Why both left and right must call for an EU referendum

WHY would we – a card-carrying Conservative eurosceptic City man, and a life-long europhile Labour activist and former special adviser to two Labour cabinet ministers – team up? What project could possibly unite us? The People’s Pledge.

The People’s Pledge is the politically independent campaign for a referendum on the UK’s membership of the European Union (EU). We believe, whatever our relationship with our European neighbours is to be, that the British people should determine its nature. Although 37 years ago this country voted to remain in the European Economic Community, a common market, five further treaties have added a political purpose to the original economic one. A fresh mandate is needed since no-one in Britain under the age of 55 has been given a say in the intervening years.

Many people believe that membership of the EU has eroded British sovereignty, leaving us subject to laws over which we have little or no democratic say. They believe Britain would be stronger economically and politically by disengaging from the EU and simply trading with it.

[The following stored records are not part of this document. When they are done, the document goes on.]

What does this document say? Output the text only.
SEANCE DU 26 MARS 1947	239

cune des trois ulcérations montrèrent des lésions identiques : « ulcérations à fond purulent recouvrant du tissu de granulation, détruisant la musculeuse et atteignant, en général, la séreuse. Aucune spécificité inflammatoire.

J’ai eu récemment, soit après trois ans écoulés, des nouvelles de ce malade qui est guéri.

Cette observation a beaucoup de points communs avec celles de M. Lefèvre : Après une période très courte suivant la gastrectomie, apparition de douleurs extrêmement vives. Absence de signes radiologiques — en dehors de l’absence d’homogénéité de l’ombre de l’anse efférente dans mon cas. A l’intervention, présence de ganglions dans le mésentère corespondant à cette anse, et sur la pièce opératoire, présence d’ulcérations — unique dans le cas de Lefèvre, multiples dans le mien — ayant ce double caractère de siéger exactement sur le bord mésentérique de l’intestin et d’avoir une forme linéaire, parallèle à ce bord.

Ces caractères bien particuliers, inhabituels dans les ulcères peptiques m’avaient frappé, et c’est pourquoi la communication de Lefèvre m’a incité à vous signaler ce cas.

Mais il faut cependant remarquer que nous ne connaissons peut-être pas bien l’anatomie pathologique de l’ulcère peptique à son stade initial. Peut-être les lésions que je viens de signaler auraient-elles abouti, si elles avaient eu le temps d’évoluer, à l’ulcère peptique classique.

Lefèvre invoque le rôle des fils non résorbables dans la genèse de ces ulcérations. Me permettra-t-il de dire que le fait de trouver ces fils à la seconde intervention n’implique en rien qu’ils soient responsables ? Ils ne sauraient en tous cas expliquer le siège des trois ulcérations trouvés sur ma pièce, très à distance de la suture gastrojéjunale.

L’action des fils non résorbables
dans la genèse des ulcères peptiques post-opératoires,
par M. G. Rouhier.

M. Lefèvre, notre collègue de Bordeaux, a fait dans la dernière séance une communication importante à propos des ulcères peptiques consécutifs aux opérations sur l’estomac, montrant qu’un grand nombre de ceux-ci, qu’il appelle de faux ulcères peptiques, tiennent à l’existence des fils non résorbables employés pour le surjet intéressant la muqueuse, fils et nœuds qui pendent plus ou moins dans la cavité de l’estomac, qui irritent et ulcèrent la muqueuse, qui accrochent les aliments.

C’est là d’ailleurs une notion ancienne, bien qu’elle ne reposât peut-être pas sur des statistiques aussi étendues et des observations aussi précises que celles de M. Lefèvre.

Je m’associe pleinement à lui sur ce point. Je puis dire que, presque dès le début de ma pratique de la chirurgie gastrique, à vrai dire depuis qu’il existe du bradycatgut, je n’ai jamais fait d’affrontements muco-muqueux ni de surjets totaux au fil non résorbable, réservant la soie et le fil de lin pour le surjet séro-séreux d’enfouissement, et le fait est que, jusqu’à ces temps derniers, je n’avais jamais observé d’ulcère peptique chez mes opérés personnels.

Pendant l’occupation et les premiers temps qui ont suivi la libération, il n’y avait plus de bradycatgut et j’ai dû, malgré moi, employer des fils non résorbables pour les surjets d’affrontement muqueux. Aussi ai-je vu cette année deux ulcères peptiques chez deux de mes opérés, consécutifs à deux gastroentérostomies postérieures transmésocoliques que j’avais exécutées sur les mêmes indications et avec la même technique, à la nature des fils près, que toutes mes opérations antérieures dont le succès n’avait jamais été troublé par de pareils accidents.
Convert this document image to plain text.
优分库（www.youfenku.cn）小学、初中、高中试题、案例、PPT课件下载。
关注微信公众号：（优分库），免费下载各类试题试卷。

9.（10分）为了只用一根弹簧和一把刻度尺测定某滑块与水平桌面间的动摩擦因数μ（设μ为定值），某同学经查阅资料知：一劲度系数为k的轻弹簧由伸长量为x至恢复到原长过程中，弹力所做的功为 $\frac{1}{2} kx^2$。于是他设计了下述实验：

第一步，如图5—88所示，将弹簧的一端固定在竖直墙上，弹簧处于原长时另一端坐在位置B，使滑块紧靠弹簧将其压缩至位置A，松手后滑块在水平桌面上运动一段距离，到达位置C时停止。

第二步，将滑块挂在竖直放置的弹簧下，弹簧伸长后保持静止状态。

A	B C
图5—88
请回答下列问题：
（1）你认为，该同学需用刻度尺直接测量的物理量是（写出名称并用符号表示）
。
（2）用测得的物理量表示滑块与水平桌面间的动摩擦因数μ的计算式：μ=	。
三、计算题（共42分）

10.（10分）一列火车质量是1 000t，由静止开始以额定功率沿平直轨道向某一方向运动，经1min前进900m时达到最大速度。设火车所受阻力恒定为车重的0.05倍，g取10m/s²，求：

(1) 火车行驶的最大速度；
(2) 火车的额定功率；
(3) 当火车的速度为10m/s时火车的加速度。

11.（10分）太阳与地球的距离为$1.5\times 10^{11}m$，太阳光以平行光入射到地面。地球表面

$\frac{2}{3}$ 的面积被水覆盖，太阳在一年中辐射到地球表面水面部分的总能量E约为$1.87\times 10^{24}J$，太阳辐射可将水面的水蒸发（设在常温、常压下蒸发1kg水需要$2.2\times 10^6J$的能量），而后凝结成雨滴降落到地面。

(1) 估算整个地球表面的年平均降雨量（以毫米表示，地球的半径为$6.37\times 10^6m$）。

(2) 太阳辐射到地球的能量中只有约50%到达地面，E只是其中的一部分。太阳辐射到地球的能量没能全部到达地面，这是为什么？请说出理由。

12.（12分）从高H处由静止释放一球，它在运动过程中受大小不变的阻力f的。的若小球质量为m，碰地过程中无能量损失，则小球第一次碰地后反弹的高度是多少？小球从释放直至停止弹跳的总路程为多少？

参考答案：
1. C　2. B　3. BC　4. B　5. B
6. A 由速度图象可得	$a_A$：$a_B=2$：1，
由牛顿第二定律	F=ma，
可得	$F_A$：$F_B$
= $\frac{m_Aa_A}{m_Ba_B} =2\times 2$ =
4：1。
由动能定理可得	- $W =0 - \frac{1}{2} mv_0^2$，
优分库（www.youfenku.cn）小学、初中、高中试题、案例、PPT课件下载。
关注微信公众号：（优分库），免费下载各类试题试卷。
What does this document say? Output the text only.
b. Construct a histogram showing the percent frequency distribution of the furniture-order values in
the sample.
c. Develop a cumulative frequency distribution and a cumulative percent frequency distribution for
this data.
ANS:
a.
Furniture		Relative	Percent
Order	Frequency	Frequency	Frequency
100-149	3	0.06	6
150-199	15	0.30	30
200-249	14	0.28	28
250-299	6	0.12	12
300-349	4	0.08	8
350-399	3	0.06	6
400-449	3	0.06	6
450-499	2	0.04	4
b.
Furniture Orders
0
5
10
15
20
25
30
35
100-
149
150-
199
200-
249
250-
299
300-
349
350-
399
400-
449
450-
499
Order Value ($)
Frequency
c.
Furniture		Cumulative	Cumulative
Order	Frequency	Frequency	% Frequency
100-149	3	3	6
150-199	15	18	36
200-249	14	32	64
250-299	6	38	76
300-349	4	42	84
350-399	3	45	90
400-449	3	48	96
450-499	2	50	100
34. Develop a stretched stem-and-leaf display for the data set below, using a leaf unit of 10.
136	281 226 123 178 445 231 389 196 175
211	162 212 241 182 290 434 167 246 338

Plenty of other people believe we should be full EU partners, and should be able to influence decisions which affect all our lives. They fear the consequences of alienating a huge single market and of falling between the cracks of global power blocks. They want supranational financial power held accountable by a supranational political entity.

The strength of The People’s Pledge lies in its neutrality. Adopting the successful No2AV campaign’s all-party model used in last year’s referendum, we are neither Eurosceptic nor Europhile. We all passionately believe there should be a national democratic vote on whether we stay in the EU or leave it.

Polls show that 70 per cent of country want an EU referendum. The three main British political parties have all promised EU referendums of one sort or another in recent years. All of them, for different reasons, are now scared of suggesting one.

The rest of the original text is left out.